Andre Cronje, Michael Kong, and David Richardson are stepping down from the Sonic Labs board as the company undergoes a leadership overhaul that installs new executive management and a dedicated compliance structure.

Andre Cronje exits the Sonic Labs board
Sonic Labs announced the board resignations on June 19, 2026, stating that all three departing members remain invested in Sonic’s success but will no longer make business decisions for the organization. The same announcement named Matt Visser as chief executive officer and Kosta Kourkoumelis as chief operating officer.
Cronje confirmed the move publicly the following day, noting that his primary focus for the past 18 months has been building Flying Tulip, a separate project he said has scaled to roughly $70 million in total value locked.
Sonic announced that I am resigning from its board. I wish the new team well.
I’ve published a factual clarification of my role and responsibilities.
For the past 18 months, my primary focus has been building @flyingtulip_. That work continues. We have scaled to ~$70m TVL… https://t.co/o09ug4DSqC
— Andre Cronje (@AndreCronjeTech) June 20, 2026
Source: @AndreCronjeTech on X
How the company overhaul shapes the story
The board exits are part of a wider company overhaul rather than isolated resignations. Sonic said it is standing up a dedicated risk and compliance committee and committed to making decisions and reasoning public going forward.
Visser struck a measured tone in the announcement. “I am not here to promise an instant turnaround. I am here to make Sonic 1% better every single day and let that compound,” he wrote.
The company pointed to ongoing development output as evidence that product work continued through the transition, citing 400 meaningful pull requests merged in 2026, two official releases shipped, and six release candidates for version 2.2.0.
The S token was trading near $0.0297 at the time of the announcement, down roughly 5.25% over the preceding 24 hours. The broader crypto market was also under pressure, with the Fear and Greed Index sitting at 23, deep in “Extreme Fear” territory.
What the change could mean for Sonic Labs next
The restructuring removes all three founding-era board members in a single move, handing operational control to Visser and Kourkoumelis. That kind of clean break is uncommon in crypto projects, where founders often retain governance influence long after stepping back from day-to-day work.
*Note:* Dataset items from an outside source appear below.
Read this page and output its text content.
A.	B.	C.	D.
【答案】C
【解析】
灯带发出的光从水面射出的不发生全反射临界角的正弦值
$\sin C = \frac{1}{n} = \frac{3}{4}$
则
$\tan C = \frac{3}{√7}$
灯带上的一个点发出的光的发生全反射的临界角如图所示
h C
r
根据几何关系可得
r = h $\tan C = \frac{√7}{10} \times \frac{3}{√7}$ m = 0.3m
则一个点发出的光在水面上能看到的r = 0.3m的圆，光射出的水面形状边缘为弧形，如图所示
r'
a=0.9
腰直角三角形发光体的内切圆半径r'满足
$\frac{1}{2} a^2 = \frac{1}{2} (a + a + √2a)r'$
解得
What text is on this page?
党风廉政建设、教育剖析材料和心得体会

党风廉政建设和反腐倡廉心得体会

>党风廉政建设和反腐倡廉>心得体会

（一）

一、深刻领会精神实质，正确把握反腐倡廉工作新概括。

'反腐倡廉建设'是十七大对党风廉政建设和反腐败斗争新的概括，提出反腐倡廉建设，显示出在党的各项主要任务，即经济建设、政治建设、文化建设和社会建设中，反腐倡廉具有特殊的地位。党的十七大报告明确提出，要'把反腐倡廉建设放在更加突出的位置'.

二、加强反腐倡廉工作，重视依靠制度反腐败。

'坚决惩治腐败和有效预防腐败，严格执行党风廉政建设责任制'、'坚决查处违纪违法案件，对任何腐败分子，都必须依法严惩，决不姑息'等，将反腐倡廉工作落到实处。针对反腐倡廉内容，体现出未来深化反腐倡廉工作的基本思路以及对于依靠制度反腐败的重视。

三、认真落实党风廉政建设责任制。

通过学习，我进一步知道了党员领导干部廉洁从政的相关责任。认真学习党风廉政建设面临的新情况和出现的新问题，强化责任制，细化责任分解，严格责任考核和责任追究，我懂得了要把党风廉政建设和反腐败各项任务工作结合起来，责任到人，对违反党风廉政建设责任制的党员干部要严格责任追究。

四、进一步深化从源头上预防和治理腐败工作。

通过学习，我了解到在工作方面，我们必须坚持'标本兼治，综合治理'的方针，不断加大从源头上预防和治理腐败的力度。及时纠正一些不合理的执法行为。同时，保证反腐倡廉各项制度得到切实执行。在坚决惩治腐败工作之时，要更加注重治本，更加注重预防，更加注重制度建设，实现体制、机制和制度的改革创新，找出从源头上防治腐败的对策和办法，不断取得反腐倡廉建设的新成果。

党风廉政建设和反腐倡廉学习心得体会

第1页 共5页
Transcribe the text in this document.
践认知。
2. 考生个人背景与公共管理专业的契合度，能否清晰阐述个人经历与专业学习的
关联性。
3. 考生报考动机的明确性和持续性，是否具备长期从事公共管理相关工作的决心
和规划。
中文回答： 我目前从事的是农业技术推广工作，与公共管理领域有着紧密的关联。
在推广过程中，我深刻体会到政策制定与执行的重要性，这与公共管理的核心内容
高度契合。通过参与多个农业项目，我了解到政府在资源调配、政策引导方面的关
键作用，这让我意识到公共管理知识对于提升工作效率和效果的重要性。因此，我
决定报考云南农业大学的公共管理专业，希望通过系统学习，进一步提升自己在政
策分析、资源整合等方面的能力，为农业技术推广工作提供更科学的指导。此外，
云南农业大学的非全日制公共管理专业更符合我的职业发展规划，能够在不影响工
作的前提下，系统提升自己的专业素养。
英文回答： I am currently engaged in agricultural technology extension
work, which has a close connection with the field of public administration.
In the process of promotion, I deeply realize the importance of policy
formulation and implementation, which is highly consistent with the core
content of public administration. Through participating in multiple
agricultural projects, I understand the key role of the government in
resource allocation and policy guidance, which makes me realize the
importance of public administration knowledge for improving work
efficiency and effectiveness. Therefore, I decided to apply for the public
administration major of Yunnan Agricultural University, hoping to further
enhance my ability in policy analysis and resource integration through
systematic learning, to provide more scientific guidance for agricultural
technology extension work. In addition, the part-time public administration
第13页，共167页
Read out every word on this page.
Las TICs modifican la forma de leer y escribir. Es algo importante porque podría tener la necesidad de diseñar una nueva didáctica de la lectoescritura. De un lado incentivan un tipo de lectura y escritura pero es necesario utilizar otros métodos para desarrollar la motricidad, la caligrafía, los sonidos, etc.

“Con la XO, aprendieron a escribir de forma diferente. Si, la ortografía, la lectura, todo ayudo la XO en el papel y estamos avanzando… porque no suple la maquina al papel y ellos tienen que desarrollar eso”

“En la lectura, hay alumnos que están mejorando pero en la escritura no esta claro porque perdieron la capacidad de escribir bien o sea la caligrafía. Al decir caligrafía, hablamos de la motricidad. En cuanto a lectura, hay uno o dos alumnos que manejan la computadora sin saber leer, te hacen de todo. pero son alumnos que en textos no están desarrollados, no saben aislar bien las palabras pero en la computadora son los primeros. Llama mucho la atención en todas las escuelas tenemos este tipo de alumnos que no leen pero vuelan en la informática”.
The new compliance committee and the pledge to publish decision-making rationale suggest Sonic is trying to address governance concerns that have pressured other crypto-adjacent companies in recent months. Whether the structure translates into restored confidence will depend on execution under the new leadership.
Sonic’s announcement came during a stretch of broad market weakness that has tested sentiment across the sector. Bitcoin network activity recently hit its highest level since 2024 even as prices struggled, illustrating the kind of divergence between fundamentals and market mood that smaller tokens face in amplified form.
The overhaul also arrives as institutional players continue repositioning, with firms like Cardone Capital adding to their Bitcoin holdings while regulatory disputes such as the CME lawsuit challenging Kalshi’s Bitcoin leverage push reshape how crypto products reach the market.
For now, the concrete next steps are the ones Sonic itself outlined: a functioning compliance committee, transparent governance, and continued shipping. Visser’s “1% better every day” framing sets a deliberately low bar for near-term expectations given S token’s market cap of roughly $112 million and declining price.
Disclaimer: This article is for informational purposes only and does not constitute financial or investment advice. Cryptocurrency and digital asset markets carry significant risk. Always do your own research before making decisions.